Adegbile and Lightfoot were the featured guests for the inaugural episode, and spoke about some specific reforms that could reset the relationship between police forces and their respective communities, including finding ways to translate federal policies to the local level and fundamentally re-thinking what the job description of police officers should be.
Appointed by President Barack Obama to serve on the U.S. Commission on Civil Rights, Adegbile is also former Acting President of the NAACP Legal Defense and Educational Fund and defended the Voting Rights Act before the U.S. Supreme Court.

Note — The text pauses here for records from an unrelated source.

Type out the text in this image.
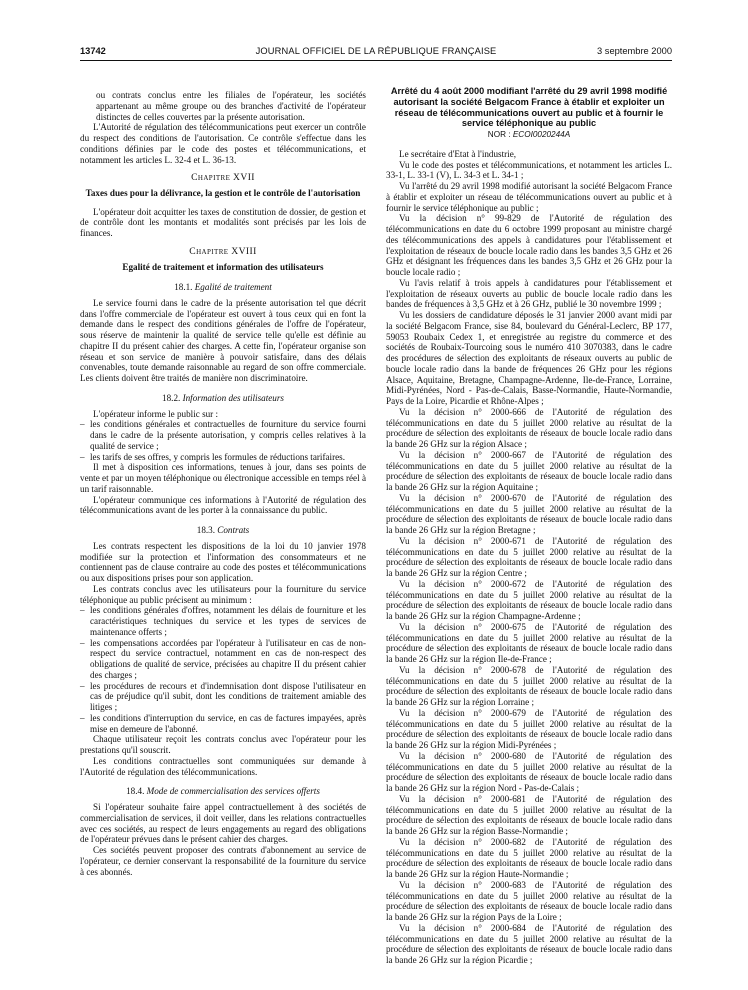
13742	JOURNAL OFFICIEL DE LA RÉPUBLIQUE FRANÇAISE	3 septembre 2000

ou contrats conclus entre les filiales de l'opérateur, les sociétés appartenant au même groupe ou des branches d'activité de l'opérateur distinctes de celles couvertes par la présente autorisation.

L'Autorité de régulation des télécommunications peut exercer un contrôle du respect des conditions de l'autorisation. Ce contrôle s'effectue dans les conditions définies par le code des postes et télécommunications, et notamment les articles L. 32-4 et L. 36-13.

Chapitre XVII
Taxes dues pour la délivrance, la gestion et le contrôle de l'autorisation

L'opérateur doit acquitter les taxes de constitution de dossier, de gestion et de contrôle dont les montants et modalités sont précisés par les lois de finances.

Chapitre XVIII
Egalité de traitement et information des utilisateurs
18.1. Egalité de traitement

Le service fourni dans le cadre de la présente autorisation tel que décrit dans l'offre commerciale de l'opérateur est ouvert à tous ceux qui en font la demande dans le respect des conditions générales de l'offre de l'opérateur, sous réserve de maintenir la qualité de service telle qu'elle est définie au chapitre II du présent cahier des charges. A cette fin, l'opérateur organise son réseau et son service de manière à pouvoir satisfaire, dans des délais convenables, toute demande raisonnable au regard de son offre commerciale. Les clients doivent être traités de manière non discriminatoire.

18.2. Information des utilisateurs

L'opérateur informe le public sur :

– les conditions générales et contractuelles de fourniture du service fourni dans le cadre de la présente autorisation, y compris celles relatives à la qualité de service ;
– les tarifs de ses offres, y compris les formules de réductions tarifaires.

Il met à disposition ces informations, tenues à jour, dans ses points de vente et par un moyen téléphonique ou électronique accessible en temps réel à un tarif raisonnable.

L'opérateur communique ces informations à l'Autorité de régulation des télécommunications avant de les porter à la connaissance du public.

18.3. Contrats

Les contrats respectent les dispositions de la loi du 10 janvier 1978 modifiée sur la protection et l'information des consommateurs et ne contiennent pas de clause contraire au code des postes et télécommunications ou aux dispositions prises pour son application.

Les contrats conclus avec les utilisateurs pour la fourniture du service téléphonique au public précisent au minimum :

– les conditions générales d'offres, notamment les délais de fourniture et les caractéristiques techniques du service et les types de services de maintenance offerts ;
– les compensations accordées par l'opérateur à l'utilisateur en cas de non-respect du service contractuel, notamment en cas de non-respect des obligations de qualité de service, précisées au chapitre II du présent cahier des charges ;
– les procédures de recours et d'indemnisation dont dispose l'utilisateur en cas de préjudice qu'il subit, dont les conditions de traitement amiable des litiges ;
– les conditions d'interruption du service, en cas de factures impayées, après mise en demeure de l'abonné.

Chaque utilisateur reçoit les contrats conclus avec l'opérateur pour les prestations qu'il souscrit.

Les conditions contractuelles sont communiquées sur demande à l'Autorité de régulation des télécommunications.

18.4. Mode de commercialisation des services offerts

Si l'opérateur souhaite faire appel contractuellement à des sociétés de commercialisation de services, il doit veiller, dans les relations contractuelles avec ces sociétés, au respect de leurs engagements au regard des obligations de l'opérateur prévues dans le présent cahier des charges.

Ces sociétés peuvent proposer des contrats d'abonnement au service de l'opérateur, ce dernier conservant la responsabilité de la fourniture du service à ces abonnés.

Arrêté du 4 août 2000 modifiant l'arrêté du 29 avril 1998 modifié autorisant la société Belgacom France à établir et exploiter un réseau de télécommunications ouvert au public et à fournir le service téléphonique au public
NOR : ECOI0020244A

Le secrétaire d'Etat à l'industrie,

Vu le code des postes et télécommunications, et notamment les articles L. 33-1, L. 33-1 (V), L. 34-3 et L. 34-1 ;

Vu l'arrêté du 29 avril 1998 modifié autorisant la société Belgacom France à établir et exploiter un réseau de télécommunications ouvert au public et à fournir le service téléphonique au public ;

Vu la décision n° 99-829 de l'Autorité de régulation des télécommunications en date du 6 octobre 1999 proposant au ministre chargé des télécommunications des appels à candidatures pour l'établissement et l'exploitation de réseaux de boucle locale radio dans les bandes 3,5 GHz et 26 GHz et désignant les fréquences dans les bandes 3,5 GHz et 26 GHz pour la boucle locale radio ;

Vu l'avis relatif à trois appels à candidatures pour l'établissement et l'exploitation de réseaux ouverts au public de boucle locale radio dans les bandes de fréquences à 3,5 GHz et à 26 GHz, publié le 30 novembre 1999 ;

Vu les dossiers de candidature déposés le 31 janvier 2000 avant midi par la société Belgacom France, sise 84, boulevard du Général-Leclerc, BP 177, 59053 Roubaix Cedex 1, et enregistrée au registre du commerce et des sociétés de Roubaix-Tourcoing sous le numéro 410 3070383, dans le cadre des procédures de sélection des exploitants de réseaux ouverts au public de boucle locale radio dans la bande de fréquences 26 GHz pour les régions Alsace, Aquitaine, Bretagne, Champagne-Ardenne, Ile-de-France, Lorraine, Midi-Pyrénées, Nord - Pas-de-Calais, Basse-Normandie, Haute-Normandie, Pays de la Loire, Picardie et Rhône-Alpes ;

Vu la décision n° 2000-666 de l'Autorité de régulation des télécommunications en date du 5 juillet 2000 relative au résultat de la procédure de sélection des exploitants de réseaux de boucle locale radio dans la bande 26 GHz sur la région Alsace ;

Vu la décision n° 2000-667 de l'Autorité de régulation des télécommunications en date du 5 juillet 2000 relative au résultat de la procédure de sélection des exploitants de réseaux de boucle locale radio dans la bande 26 GHz sur la région Aquitaine ;

Vu la décision n° 2000-670 de l'Autorité de régulation des télécommunications en date du 5 juillet 2000 relative au résultat de la procédure de sélection des exploitants de réseaux de boucle locale radio dans la bande 26 GHz sur la région Bretagne ;

Vu la décision n° 2000-671 de l'Autorité de régulation des télécommunications en date du 5 juillet 2000 relative au résultat de la procédure de sélection des exploitants de réseaux de boucle locale radio dans la bande 26 GHz sur la région Centre ;

Vu la décision n° 2000-672 de l'Autorité de régulation des télécommunications en date du 5 juillet 2000 relative au résultat de la procédure de sélection des exploitants de réseaux de boucle locale radio dans la bande 26 GHz sur la région Champagne-Ardenne ;

Vu la décision n° 2000-675 de l'Autorité de régulation des télécommunications en date du 5 juillet 2000 relative au résultat de la procédure de sélection des exploitants de réseaux de boucle locale radio dans la bande 26 GHz sur la région Ile-de-France ;

Vu la décision n° 2000-678 de l'Autorité de régulation des télécommunications en date du 5 juillet 2000 relative au résultat de la procédure de sélection des exploitants de réseaux de boucle locale radio dans la bande 26 GHz sur la région Lorraine ;

Vu la décision n° 2000-679 de l'Autorité de régulation des télécommunications en date du 5 juillet 2000 relative au résultat de la procédure de sélection des exploitants de réseaux de boucle locale radio dans la bande 26 GHz sur la région Midi-Pyrénées ;

Vu la décision n° 2000-680 de l'Autorité de régulation des télécommunications en date du 5 juillet 2000 relative au résultat de la procédure de sélection des exploitants de réseaux de boucle locale radio dans la bande 26 GHz sur la région Nord - Pas-de-Calais ;

Vu la décision n° 2000-681 de l'Autorité de régulation des télécommunications en date du 5 juillet 2000 relative au résultat de la procédure de sélection des exploitants de réseaux de boucle locale radio dans la bande 26 GHz sur la région Basse-Normandie ;

Vu la décision n° 2000-682 de l'Autorité de régulation des télécommunications en date du 5 juillet 2000 relative au résultat de la procédure de sélection des exploitants de réseaux de boucle locale radio dans la bande 26 GHz sur la région Haute-Normandie ;

Vu la décision n° 2000-683 de l'Autorité de régulation des télécommunications en date du 5 juillet 2000 relative au résultat de la procédure de sélection des exploitants de réseaux de boucle locale radio dans la bande 26 GHz sur la région Pays de la Loire ;

Vu la décision n° 2000-684 de l'Autorité de régulation des télécommunications en date du 5 juillet 2000 relative au résultat de la procédure de sélection des exploitants de réseaux de boucle locale radio dans la bande 26 GHz sur la région Picardie ;
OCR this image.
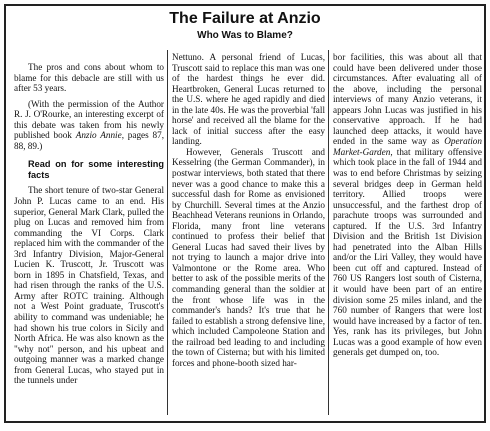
The Failure at Anzio
Who Was to Blame?

The pros and cons about whom to blame for this debacle are still with us after 53 years.

(With the permission of the Author R. J. O'Rourke, an interesting excerpt of this debate was taken from his newly published book Anzio Annie, pages 87, 88, 89.)

Read on for some interesting facts

The short tenure of two-star General John P. Lucas came to an end. His superior, General Mark Clark, pulled the plug on Lucas and removed him from commanding the VI Corps. Clark replaced him with the commander of the 3rd Infantry Division, Major-General Lucien K. Truscott, Jr. Truscott was born in 1895 in Chatsfield, Texas, and had risen through the ranks of the U.S. Army after ROTC training. Although not a West Point graduate, Truscott's ability to command was undeniable; he had shown his true colors in Sicily and North Africa. He was also known as the "why not" person, and his upbeat and outgoing manner was a marked change from General Lucas, who stayed put in the tunnels under

Nettuno. A personal friend of Lucas, Truscott said to replace this man was one of the hardest things he ever did. Heartbroken, General Lucas returned to the U.S. where he aged rapidly and died in the late 40s. He was the proverbial 'fall horse' and received all the blame for the lack of initial success after the easy landing.

However, Generals Truscott and Kesselring (the German Commander), in postwar interviews, both stated that there never was a good chance to make this a successful dash for Rome as envisioned by Churchill. Several times at the Anzio Beachhead Veterans reunions in Orlando, Florida, many front line veterans continued to profess their belief that General Lucas had saved their lives by not trying to launch a major drive into Valmontone or the Rome area. Who better to ask of the possible merits of the commanding general than the soldier at the front whose life was in the commander's hands? It's true that he failed to establish a strong defensive line, which included Campoleone Station and the railroad bed leading to and including the town of Cisterna; but with his limited forces and phone-booth sized har-

bor facilities, this was about all that could have been delivered under those circumstances. After evaluating all of the above, including the personal interviews of many Anzio veterans, it appears John Lucas was justified in his conservative approach. If he had launched deep attacks, it would have ended in the same way as Operation Market-Garden, that military offensive which took place in the fall of 1944 and was to end before Christmas by seizing several bridges deep in German held territory. Allied troops were unsuccessful, and the farthest drop of parachute troops was surrounded and captured. If the U.S. 3rd Infantry Division and the British 1st Division had penetrated into the Alban Hills and/or the Liri Valley, they would have been cut off and captured. Instead of 760 US Rangers lost south of Cisterna, it would have been part of an entire division some 25 miles inland, and the 760 number of Rangers that were lost would have increased by a factor of ten. Yes, rank has its privileges, but John Lucas was a good example of how even generals get dumped on, too.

He and his firm helped the Conference craft a detailed blueprint for police reform going forward.
“I’m often struck that when people focus on police reform and particularly when minority communities and black and LatinX communities are calling for fair and equitable policing and a meaningful reset of the police-community relationship, some read those calls to mean that these communities have a different objective regarding their public safety,” Adegbile said during the podcast discussion, adding that it’s important to recognize that these different communities vary in important ways.
Lightfoot agreed, pointing out that one of the major challenges in creating tailored reform measures is that there is tremendous nuance in these issues and communities and the loudest voices and most prominent demands and slogans aren’t always necessarily representative of a certain group.
Lightfoot said that Debo’s work, and the work of his partners at WilmerHale, “was essential in helping us to get organized, to formulate our policies, and was really invaluable in terms of giving us the best practices from across the country on a range of different issues that the working group was grappling with.”